The easiest way to keep prompts maintainable is to have:

  • a base prompt that defines how the agent works (iteration loop, task selection, boundaries, etc.)
  • a provider prompt that defines model-specific guidance (Claude vs Gemini vs others)

This repo follows that structure under:

  • .helm/prompts/base-prompt.md
  • .helm/prompts/claude-prompt.md
  • .helm/prompts/gemini-prompt.md

The chart compiles the final prompt using a ConfigMap template that concatenates the base + provider prompt and runs Helm templating (tpl) so you can inject values like job.expertise:

# .helm/templates/configmap-prompts.yaml
data:
  system-prompt.md: |
    {{- $base := .Files.Get "prompts/base-prompt.md" -}}
    {{- $providerSpec := .Files.Get (printf "prompts/%s-prompt.md" .Values.job.aiProvider) -}}
    {{- $combined := printf "%s\n\n%s" $base $providerSpec -}}
    {{- tpl $combined . | nindent 4 -}}

2) Use a completion sentinel (but keep it safe)

Autonomous agents typically need a single unambiguous “done” signal so the outer loop can stop cleanly.

The base prompt and scripts use a strict completion sentinel tag.
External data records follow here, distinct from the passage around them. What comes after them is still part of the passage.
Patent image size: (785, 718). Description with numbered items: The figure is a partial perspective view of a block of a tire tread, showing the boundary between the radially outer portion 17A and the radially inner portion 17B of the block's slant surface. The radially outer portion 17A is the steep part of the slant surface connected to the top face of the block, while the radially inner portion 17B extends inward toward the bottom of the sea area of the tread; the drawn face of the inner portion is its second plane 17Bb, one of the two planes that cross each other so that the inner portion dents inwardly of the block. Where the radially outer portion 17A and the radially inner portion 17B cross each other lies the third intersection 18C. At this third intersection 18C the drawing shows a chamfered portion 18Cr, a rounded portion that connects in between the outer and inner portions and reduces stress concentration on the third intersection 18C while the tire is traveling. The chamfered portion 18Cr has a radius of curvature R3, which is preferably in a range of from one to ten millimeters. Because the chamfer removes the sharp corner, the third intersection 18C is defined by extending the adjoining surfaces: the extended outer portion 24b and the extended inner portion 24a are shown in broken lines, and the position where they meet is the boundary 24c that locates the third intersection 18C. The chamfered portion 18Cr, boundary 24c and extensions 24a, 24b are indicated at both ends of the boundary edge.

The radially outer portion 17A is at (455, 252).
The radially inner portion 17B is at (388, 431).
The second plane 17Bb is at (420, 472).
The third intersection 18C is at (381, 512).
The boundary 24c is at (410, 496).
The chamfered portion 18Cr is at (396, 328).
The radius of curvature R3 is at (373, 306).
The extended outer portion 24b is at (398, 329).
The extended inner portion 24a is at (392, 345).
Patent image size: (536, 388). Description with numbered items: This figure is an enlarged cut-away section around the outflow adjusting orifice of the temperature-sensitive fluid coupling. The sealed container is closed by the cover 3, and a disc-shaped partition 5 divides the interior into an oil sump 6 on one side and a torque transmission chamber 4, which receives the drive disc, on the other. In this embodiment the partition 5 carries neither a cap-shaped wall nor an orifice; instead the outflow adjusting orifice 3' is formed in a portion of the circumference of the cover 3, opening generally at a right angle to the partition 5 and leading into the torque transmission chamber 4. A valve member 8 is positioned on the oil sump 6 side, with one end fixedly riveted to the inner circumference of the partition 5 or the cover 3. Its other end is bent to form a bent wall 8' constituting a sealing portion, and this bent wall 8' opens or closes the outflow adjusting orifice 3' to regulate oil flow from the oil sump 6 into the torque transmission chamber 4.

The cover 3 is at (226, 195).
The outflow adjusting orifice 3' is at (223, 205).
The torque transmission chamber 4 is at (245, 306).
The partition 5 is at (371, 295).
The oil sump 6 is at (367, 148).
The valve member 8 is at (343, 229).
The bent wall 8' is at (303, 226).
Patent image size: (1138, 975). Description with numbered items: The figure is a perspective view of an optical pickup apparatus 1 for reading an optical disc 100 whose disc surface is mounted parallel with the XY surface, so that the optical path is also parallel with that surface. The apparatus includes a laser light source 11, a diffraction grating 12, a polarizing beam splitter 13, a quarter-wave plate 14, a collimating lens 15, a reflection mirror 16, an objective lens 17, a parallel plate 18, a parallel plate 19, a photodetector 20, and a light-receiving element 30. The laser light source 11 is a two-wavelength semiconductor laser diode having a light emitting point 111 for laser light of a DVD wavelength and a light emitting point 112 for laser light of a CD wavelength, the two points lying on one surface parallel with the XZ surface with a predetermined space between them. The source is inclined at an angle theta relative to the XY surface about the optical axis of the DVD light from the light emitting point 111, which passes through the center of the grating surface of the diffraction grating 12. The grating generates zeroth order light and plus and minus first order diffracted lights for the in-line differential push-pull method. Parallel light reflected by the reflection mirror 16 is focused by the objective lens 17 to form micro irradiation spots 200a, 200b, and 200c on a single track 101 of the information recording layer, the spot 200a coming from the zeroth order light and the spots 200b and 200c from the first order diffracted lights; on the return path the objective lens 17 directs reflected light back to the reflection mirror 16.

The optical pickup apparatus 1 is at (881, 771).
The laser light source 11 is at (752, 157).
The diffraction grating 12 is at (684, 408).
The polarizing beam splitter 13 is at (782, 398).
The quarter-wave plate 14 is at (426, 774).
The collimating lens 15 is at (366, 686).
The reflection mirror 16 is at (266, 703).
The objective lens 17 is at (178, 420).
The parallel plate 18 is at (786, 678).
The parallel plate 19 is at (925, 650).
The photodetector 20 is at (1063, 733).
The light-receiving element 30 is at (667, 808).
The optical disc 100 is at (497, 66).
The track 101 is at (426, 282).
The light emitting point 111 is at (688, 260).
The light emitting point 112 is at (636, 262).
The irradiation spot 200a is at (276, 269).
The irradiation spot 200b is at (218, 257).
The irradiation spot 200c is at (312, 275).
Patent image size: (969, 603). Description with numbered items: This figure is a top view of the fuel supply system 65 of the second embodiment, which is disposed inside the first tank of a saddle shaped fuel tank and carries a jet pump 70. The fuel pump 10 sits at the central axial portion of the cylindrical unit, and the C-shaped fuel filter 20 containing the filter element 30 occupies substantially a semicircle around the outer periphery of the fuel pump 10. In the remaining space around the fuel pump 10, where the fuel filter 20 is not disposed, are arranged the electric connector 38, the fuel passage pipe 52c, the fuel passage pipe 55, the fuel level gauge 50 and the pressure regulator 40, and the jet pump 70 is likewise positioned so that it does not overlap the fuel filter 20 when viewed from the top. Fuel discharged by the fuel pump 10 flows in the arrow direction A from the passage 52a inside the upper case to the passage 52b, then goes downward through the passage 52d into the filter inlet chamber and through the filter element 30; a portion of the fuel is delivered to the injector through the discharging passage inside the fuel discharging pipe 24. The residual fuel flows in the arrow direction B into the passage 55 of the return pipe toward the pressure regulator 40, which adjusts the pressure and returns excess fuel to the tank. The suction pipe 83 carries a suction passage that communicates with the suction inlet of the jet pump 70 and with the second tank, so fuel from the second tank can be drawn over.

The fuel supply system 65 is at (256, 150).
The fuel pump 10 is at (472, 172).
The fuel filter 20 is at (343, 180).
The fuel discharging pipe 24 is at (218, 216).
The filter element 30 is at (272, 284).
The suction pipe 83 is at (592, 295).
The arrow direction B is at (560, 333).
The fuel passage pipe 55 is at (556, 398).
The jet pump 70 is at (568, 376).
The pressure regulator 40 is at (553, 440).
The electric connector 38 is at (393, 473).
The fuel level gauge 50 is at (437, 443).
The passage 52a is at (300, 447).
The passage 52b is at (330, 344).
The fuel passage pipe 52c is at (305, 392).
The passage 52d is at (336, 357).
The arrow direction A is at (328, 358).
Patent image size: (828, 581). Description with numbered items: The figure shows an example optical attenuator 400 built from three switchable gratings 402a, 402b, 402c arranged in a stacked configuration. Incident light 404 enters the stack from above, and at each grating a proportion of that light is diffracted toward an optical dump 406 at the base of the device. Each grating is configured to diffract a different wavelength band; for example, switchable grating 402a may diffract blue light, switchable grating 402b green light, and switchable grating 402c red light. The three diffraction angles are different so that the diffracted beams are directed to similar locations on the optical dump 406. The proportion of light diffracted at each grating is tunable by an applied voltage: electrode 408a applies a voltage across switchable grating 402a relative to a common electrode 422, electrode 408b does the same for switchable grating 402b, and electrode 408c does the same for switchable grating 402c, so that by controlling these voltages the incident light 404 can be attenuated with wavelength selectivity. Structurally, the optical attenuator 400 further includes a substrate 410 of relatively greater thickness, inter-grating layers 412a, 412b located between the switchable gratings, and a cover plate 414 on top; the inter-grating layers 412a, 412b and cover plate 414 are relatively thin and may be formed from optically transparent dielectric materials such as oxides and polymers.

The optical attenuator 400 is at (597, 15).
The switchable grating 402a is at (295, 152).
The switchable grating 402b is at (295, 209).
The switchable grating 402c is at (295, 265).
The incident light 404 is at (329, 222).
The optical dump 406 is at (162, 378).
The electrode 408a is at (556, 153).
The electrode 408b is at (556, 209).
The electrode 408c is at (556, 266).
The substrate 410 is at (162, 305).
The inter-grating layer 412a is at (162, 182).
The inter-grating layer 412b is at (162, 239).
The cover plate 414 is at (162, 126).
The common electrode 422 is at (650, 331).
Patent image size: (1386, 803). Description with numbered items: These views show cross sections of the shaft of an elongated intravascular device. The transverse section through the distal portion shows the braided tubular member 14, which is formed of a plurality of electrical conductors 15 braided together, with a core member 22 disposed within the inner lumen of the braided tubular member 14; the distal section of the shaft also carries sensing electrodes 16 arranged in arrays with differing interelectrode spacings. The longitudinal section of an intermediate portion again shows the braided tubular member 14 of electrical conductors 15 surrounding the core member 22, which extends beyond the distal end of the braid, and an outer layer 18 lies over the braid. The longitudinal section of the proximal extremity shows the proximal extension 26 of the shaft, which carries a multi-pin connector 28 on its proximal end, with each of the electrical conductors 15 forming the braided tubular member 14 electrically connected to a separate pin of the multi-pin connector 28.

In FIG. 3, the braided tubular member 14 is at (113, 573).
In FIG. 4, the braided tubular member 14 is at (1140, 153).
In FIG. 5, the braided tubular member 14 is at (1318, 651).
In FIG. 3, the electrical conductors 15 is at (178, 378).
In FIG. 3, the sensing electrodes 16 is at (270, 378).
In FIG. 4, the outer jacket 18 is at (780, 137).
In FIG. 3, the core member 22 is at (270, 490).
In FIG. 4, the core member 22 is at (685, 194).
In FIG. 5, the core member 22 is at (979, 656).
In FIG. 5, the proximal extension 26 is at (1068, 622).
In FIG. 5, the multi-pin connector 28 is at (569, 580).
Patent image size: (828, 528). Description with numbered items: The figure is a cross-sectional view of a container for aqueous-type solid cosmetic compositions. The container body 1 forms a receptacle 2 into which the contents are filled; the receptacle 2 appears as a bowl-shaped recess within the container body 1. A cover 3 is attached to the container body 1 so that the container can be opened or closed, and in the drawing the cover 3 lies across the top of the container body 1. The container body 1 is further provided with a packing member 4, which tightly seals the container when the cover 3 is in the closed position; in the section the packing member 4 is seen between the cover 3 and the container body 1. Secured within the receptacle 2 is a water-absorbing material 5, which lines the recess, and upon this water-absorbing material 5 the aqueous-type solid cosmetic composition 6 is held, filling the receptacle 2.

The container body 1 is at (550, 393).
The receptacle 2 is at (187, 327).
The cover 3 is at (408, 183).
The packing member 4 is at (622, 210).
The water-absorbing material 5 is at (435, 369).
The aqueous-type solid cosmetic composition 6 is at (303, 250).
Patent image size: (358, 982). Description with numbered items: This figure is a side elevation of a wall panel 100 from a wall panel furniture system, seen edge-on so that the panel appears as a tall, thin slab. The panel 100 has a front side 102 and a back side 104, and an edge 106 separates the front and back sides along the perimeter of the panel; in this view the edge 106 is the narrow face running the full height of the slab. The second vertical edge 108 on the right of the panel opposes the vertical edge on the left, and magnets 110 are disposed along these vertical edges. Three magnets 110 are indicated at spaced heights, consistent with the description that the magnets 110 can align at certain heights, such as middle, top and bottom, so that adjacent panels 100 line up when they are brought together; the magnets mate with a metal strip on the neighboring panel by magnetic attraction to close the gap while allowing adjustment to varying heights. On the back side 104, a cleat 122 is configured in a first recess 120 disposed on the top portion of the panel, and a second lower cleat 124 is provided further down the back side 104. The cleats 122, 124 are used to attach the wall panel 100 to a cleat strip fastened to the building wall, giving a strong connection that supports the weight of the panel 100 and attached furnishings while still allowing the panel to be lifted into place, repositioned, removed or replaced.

In this blog post, we’ll refer to it abstractly as:

  • <<COMPLETE_SENTINEL>>

…to avoid accidentally copy/pasting the real tag into places it doesn’t belong.

Setting up the script loop

It ships provider-specific loop scripts and selects one at runtime based on AI_PROVIDER.

Concretely:

  • Scripts live in the chart under .helm/scripts/ (e.g. ralph-claude.sh, ralph-gemini.sh)
  • Helm packages them into a scripts ConfigMap (.helm/templates/configmap-scripts.yaml)
  • The Job mounts that ConfigMap at /app/scripts
  • The Job selects the right script at runtime with:
    • SCRIPT_PATH="/app/scripts/ralph-${AI_PROVIDER}.sh"
    • bash "$SCRIPT_PATH" "$REPO_NAME" <maxIterations>

Provider scripts live at:

  • .helm/scripts/ralph-claude.sh
  • .helm/scripts/ralph-gemini.sh

They both implement:

  • prompt resolution (env RALPH_PROMPT_FILE, fallback to /etc/ralph/system-prompt.md)
  • loop for maxIterations
  • completion sentinel detection
  • rate limit detection + sleep-and-retry logic

Building the Docker image (agents + runtimes installed)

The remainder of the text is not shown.